Celui qui détruit le sol avec des pesticides contribue à la croissance économique car il a acheté des intrants et boosté la productivité. Si on se base sur ces indicateurs, comme le produit d’intérieur brut (PIB), il faut bien sûr aller vers une agriculture plus high tech car elle fait circuler des matières d’un côté de la planète à l’autre, crée des emplois industriels et attire les entreprises. L’Etat et les syndicats agricoles majoritaires répètent ce discours car c’est dans leur intérêt. Soutenir l’autonomie paysanne, ça signifie moins de dépendance à l’agro-industrie, ce qui n’est pas intéressant dans une logique de croissance économique. C’est pour ça qu’il faut un changement de paradigme fondé sur une nouvelle éthique qui valorise celles et ceux qui travaillent la terre et qui répare les écologies endommagées.
Le développement du numérique s’impose dans tous les pans de la société. Quelle est la marge de liberté face à cette emprise ?
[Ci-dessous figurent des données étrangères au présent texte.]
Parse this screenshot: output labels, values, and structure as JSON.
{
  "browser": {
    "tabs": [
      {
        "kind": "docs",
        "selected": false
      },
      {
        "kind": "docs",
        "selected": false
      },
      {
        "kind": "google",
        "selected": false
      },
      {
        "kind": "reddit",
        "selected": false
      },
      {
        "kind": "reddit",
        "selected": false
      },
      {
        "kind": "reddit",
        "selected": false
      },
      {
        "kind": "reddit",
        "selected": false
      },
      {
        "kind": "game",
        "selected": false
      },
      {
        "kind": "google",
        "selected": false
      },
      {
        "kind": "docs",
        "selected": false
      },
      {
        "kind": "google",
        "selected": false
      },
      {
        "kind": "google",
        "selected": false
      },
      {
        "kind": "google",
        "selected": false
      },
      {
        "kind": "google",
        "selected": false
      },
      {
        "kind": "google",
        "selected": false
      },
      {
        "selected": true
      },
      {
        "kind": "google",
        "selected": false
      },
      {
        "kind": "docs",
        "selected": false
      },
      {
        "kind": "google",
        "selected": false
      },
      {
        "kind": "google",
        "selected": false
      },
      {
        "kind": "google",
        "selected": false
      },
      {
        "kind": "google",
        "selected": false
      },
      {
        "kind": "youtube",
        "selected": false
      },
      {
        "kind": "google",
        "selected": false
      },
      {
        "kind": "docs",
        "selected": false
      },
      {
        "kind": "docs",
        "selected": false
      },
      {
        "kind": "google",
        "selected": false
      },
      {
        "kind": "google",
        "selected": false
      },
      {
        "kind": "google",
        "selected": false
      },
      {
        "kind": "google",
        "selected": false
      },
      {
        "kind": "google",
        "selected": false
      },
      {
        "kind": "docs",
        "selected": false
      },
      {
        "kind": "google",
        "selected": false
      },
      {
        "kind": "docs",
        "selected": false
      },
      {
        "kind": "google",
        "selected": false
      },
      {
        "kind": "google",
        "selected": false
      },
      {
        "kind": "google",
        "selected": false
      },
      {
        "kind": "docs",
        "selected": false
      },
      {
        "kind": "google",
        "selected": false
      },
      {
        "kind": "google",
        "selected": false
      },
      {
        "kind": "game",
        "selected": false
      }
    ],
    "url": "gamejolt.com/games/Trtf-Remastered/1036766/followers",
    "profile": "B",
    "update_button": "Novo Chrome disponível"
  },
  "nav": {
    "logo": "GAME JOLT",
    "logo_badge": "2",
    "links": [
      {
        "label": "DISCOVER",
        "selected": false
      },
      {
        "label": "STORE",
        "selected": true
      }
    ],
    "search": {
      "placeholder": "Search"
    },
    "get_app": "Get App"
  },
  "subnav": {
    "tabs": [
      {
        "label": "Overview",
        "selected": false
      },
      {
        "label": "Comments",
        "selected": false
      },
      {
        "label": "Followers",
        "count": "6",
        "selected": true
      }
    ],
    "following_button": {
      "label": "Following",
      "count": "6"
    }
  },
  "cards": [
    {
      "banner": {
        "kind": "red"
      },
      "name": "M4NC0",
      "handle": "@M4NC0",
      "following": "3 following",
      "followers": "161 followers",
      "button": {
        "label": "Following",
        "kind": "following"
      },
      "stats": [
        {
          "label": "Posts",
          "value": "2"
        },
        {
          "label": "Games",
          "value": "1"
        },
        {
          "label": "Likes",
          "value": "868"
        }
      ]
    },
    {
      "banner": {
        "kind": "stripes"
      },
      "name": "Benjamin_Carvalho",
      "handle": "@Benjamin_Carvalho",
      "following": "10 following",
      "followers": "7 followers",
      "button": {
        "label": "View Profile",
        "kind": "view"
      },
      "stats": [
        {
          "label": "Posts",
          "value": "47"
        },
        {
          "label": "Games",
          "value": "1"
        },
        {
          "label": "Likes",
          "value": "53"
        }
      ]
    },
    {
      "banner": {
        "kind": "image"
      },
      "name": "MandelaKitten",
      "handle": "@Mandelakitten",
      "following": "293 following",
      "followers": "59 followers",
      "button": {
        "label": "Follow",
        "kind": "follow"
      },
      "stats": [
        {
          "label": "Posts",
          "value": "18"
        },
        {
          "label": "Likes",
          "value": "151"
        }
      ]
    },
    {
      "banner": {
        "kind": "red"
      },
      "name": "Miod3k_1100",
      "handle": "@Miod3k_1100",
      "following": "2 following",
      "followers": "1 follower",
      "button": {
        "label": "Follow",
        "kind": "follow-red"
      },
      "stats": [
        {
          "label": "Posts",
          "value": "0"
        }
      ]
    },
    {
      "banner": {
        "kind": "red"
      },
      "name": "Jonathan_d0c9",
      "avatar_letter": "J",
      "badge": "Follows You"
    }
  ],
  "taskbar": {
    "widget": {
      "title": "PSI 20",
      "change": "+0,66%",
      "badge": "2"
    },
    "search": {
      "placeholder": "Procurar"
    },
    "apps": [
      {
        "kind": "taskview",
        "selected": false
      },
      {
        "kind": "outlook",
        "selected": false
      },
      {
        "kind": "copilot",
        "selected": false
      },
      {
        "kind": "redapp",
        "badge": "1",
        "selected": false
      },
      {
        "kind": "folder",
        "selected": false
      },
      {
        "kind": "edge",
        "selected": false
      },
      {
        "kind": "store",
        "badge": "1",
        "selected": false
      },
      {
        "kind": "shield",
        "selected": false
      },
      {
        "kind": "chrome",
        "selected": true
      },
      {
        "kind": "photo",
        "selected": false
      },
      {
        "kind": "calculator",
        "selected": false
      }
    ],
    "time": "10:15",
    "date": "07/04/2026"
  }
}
Je pense qu’il faut, entre autres choses, travailler sur les imaginaires pour montrer tous les possibles qui pourraient exister. Sortons du récit du progrès, selon lequel il y aurait un chemin pour aller de l’avant. L’histoire se construit tous les jours : les choix que l’on fait aujourd’hui font une différence pour demain. À l’heure actuelle, le discours dominant est de dire que le progrès, ça veut dire toujours plus de high tech et moins de travailleurs agricoles. Mais ça, ce n’est qu’une façon de voir les choses. Par exemple, historiquement, si on prend le point de vue des peuples indigènes d’Amérique latine, pour eux, ce qu’il s’est passé au XVème siècle était un génocide, et non pas la découverte de nouveaux territoires. Voir la réalité de cette manière ouvre à d’autres trajectoires fondées sur la réparation et la justice, plutôt que sur l’extractivisme colonial. Il est important de répéter que des voies alternatives sont possibles. Si on laisse le discours dominant gagner du terrain, c’est lui qui définira le chemin à suivre. À nous d’imaginer et de diffuser d’autres narratifs, souhaitables ceux-là.